I would not want a law that devalues the lives of those of us with mental illnesses, but I’m not sure that treating ALS differently from the most extreme and untreatable depression actually accomplishes a “valuing” that would be absent if treated the same. It was argued that permitting medical aid in dying for obviously terminally ill cancer patients devalued those cancer patients, but I think evidence shows this fear turned out to be unfounded.
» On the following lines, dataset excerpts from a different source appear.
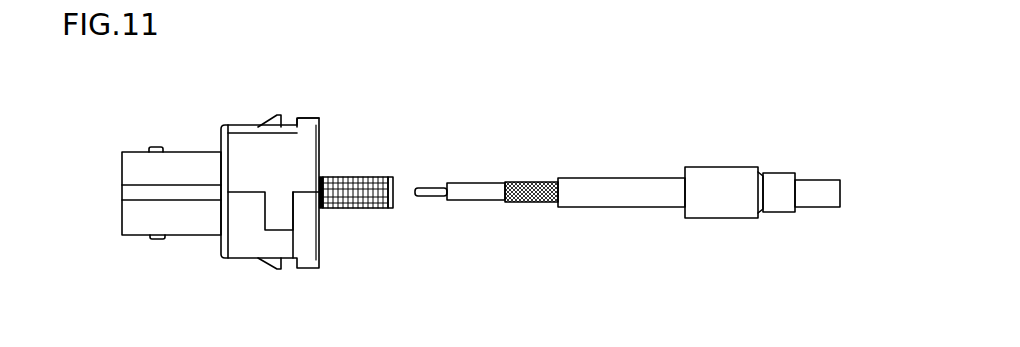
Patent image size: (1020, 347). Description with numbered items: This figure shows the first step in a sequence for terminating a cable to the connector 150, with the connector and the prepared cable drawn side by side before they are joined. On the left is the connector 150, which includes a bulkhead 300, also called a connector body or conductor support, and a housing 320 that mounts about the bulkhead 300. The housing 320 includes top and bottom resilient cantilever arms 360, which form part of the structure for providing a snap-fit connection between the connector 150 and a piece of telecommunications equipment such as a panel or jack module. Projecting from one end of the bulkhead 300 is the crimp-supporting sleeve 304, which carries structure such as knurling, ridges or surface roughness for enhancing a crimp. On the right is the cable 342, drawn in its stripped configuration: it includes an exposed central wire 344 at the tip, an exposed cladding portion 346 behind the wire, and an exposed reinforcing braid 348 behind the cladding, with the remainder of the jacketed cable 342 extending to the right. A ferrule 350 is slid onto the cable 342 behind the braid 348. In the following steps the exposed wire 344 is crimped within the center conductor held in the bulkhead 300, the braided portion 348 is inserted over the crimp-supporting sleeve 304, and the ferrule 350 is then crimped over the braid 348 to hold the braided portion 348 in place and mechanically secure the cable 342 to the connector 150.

The connector 150 is at (124, 250).
The bulkhead 300 is at (171, 147).
The resilient cantilever arms 360 is at (265, 123).
The housing 320 is at (314, 111).
The crimp-supporting sleeve 304 is at (357, 210).
The cable 342 is at (608, 178).
The exposed central wire 344 is at (432, 200).
The exposed cladding portion 346 is at (467, 184).
The exposed reinforcing braid 348 is at (533, 205).
The ferrule 350 is at (735, 217).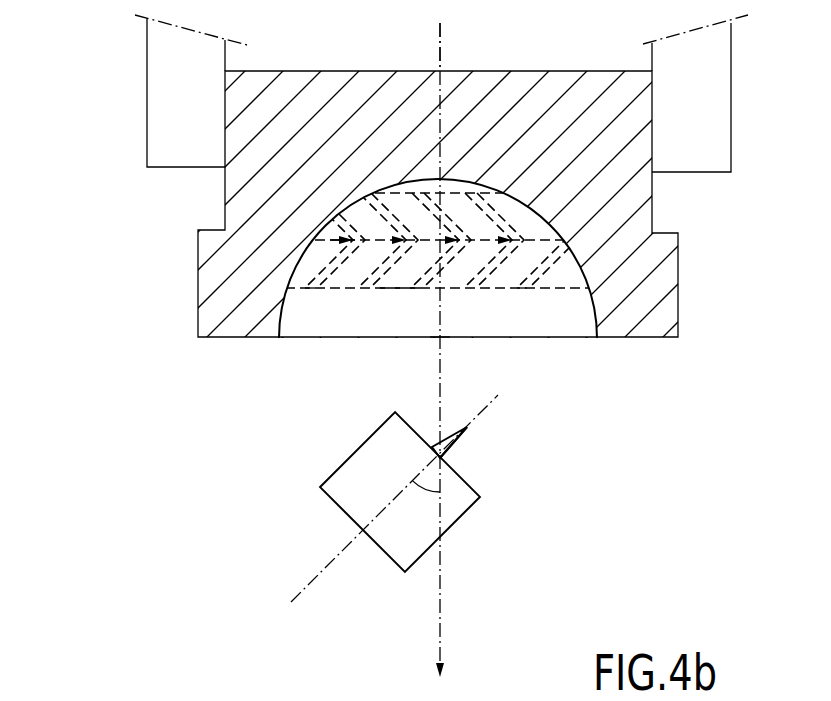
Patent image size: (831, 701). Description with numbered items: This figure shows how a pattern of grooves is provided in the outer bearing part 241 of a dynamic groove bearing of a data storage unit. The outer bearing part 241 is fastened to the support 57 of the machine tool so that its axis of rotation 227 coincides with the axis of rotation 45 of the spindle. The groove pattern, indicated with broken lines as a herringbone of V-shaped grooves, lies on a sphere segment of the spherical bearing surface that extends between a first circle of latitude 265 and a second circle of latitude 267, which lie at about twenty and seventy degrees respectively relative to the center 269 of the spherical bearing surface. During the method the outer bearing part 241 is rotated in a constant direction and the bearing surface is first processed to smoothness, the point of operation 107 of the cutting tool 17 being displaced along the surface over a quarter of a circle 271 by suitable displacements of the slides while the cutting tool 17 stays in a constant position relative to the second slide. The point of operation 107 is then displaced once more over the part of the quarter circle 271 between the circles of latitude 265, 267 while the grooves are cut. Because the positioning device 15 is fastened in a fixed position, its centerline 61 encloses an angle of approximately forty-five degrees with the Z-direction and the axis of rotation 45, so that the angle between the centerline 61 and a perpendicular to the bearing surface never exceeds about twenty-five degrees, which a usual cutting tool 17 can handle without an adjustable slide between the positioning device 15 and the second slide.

Why should it be different for extreme and untreatable anxiety disorders?
It should be noted and considered that the person mentioned above who was denied medical aid in dying eventually died of a medication overdose anyway, but because of the lack of legal sanction there were increased risks taken and it would be impossible to say one’s final goodbyes without legal risk to people who learn about a planned death. The loving person who wishes to end hir own life, then, is forbidden in practice from aiding friends and family in accepting the decision and thus lessening the harm to a community.
Illegal suicide carries the risk of failure that is nonetheless medically damaging, prevents communication around end-of-life decisions, and risks increased harm to community. These risks apply just as much to suicides in response to mental illness as they do to suicides in response to cancers or other non-mental illnesses. The logic for reducing these risks – and eliminating them where possible – is every bit as compelling for those suffering “grievous and irremediable” anxiety or depression as it is for those suffering from similarly extreme conversion disorders.
What do we gain, then, from excluding non-fatal anxiety or depression from the category of qualifying conditions? Is that gain sufficient to justify the current state of Canadian law?
In any comments you choose to contribute, please remember that we are speaking about conditions both grievous and irremediable. Comments that choose to conflate those conditions with less serious conditions or with remediable conditions may be moderated/edited and/or deleted by me.